The Texas Real Estate Commission on Monday will consider whether to propose minimum-service rules for real estate brokers that could hammer discounters.

Texas was the first state to establish new policies that would require brokers to perform a range of services – a move that would require some discount and limited-service brokers to change their business practices. The commission in November 2002 adopted an amendment to the state administrative code to establish new service standards, though the commission repealed this amendment in May 2003 “for further study of the issue.”

The commission later proposed the rule changes again, and the Texas Attorney General’s Office considered whether the commission had the authority to establish such rules. In December 2004, the Attorney General’s Office issued an opinion on the matter, concluding that the commission does have the authority to enact the rule change.

The rule changes reviewed by the Attorney General’s Office would require that brokers accept and present to their clients offers and counteroffers to buy, sell or lease property; assist clients in developing, communicating and presenting offers and counteroffers; and answer clients’ questions relating to offers, counteroffers and notices.

In the Attorney General’s opinion, this proposed rule “falls squarely within the commission’s rule-making authority.”

The commission’s Feb. 21 agenda states that there will be a discussion of the Attorney General’s opinion about broker minimum-service standards, followed by “discussion and possible action to propose amendments concerning broker responsibility.”

Since the Texas commission first proposed the new service standards, other states have followed suit with their own minimum-service plans, and state Realtor associations have supported such changes. The Illinois state Legislature passed an act in August 2004 that defined minimum-service standards for real estate agents who enter into written brokerage agreements to act as the exclusive representative of a client.

The Missouri state Legislature is considering a similar proposal, and the Wisconsin Realtors Association is pursuing changes to licensing law relating to limited-service brokerages. Other states, too, are considering similar changes.

In each case, proponents of the changes have argued that the new service standards would benefit consumers who might not otherwise realize that some companies do not provide a full range of real estate services, and that it would help to reduce conflicts when traditional real estate brokerages are working with limited-service brokerages in real estate transactions.

Proponents of such policy changes have said that industry professionals are generally the source of complaints about lacking minimum-service requirements.

Aaron Farmer, broker-owner of Austin-based Texas Discount Realty, has been a vocal opponent of the commission’s plans to change service-standards for real estate brokerages in the state.

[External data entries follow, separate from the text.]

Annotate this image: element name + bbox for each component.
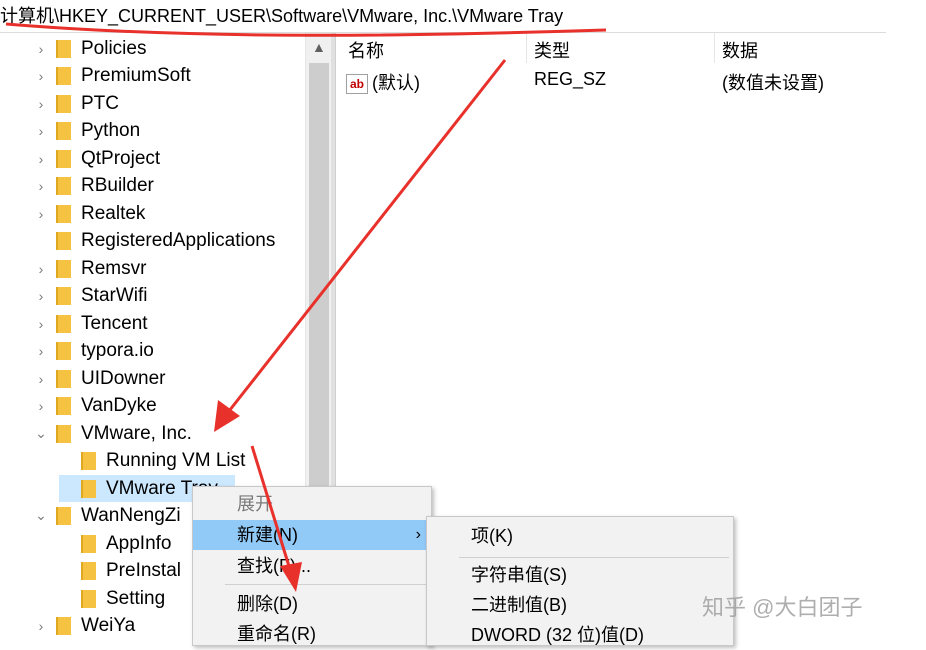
annotation-arrow-line-2 (250, 445, 294, 577)
annotation-arrowhead-2 (280, 562, 302, 592)
annotation-arrowhead (214, 400, 240, 432)
annotation-underline (5, 22, 607, 37)
annotation-arrow-line (220, 59, 507, 421)
annotation-overlay (5, 22, 607, 592)
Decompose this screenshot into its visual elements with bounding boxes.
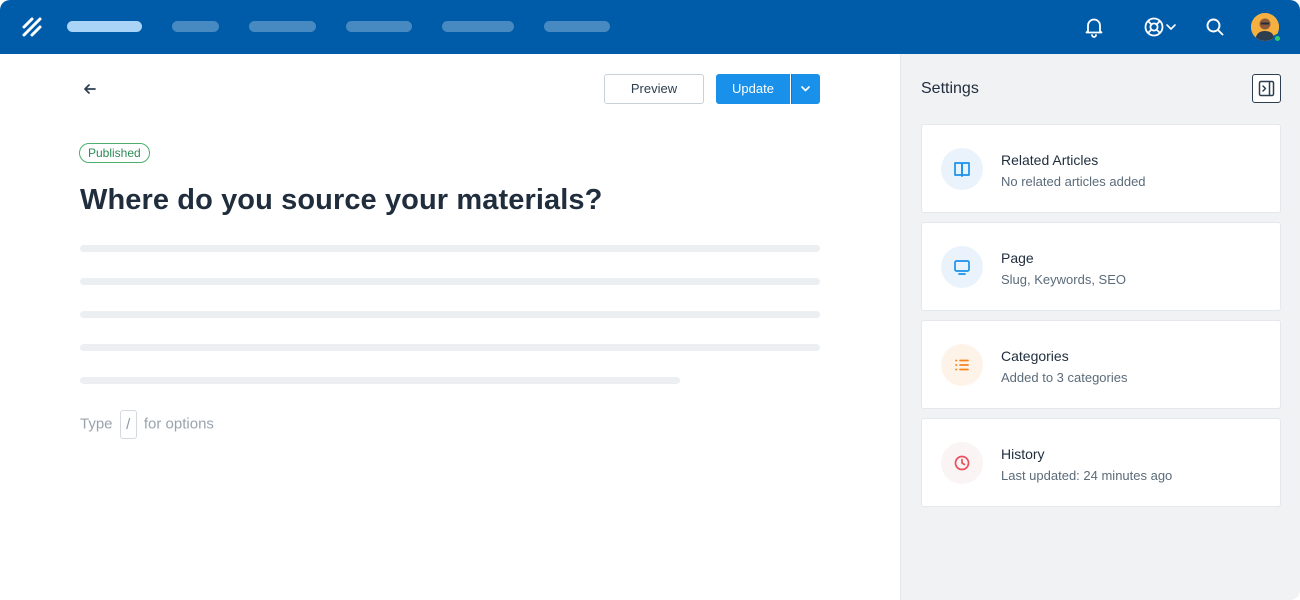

Farmer said he doesn’t believe the government should be in the business of regulating minimum-service requirements in real estate. “This is not something the government should be doing,” he said. If the commission enacts the rule changes considered by the Attorney General’s Office, “it would definitely impact my business,” he said, adding that he would seek comment from the Federal Trade Commission on whether such a rule change is anti-consumer and anti-competitive.

James Campbell Cooper, an attorney advisor for the FTC’s Office of Policy Planning, said the FTC continues to follow the matter in Texas, though the FTC did not submit any comments for consideration by the Texas Attorney General and has no plan to submit comments at the Texas commission’s Monday meeting.

“In the past the FTC has commented on existing and proposed laws or regulations that prevent consumers from choosing their preferred mix of service and price, when there is no evidence that such restrictions are necessary to prevent consumer harm,” he noted.

Farmer, whose company offers limited services for a flat-fee or fuller services for discounted fees, said he plans to make some comments at the commission meeting, and he said he expects that “a lot of problematic issues” will surface if the commission follows through with the proposed rule changes.

Loretta DeHay, general counsel for the commission, said that if the commission decides to propose new rules relating to minimum-service standards, there will be a 30-day comment period in which the public can provide feedback about the proposed rules. After this period, the commission could adopt the rules or make changes to the proposed rules. The rules do not require approval by the state Legislature.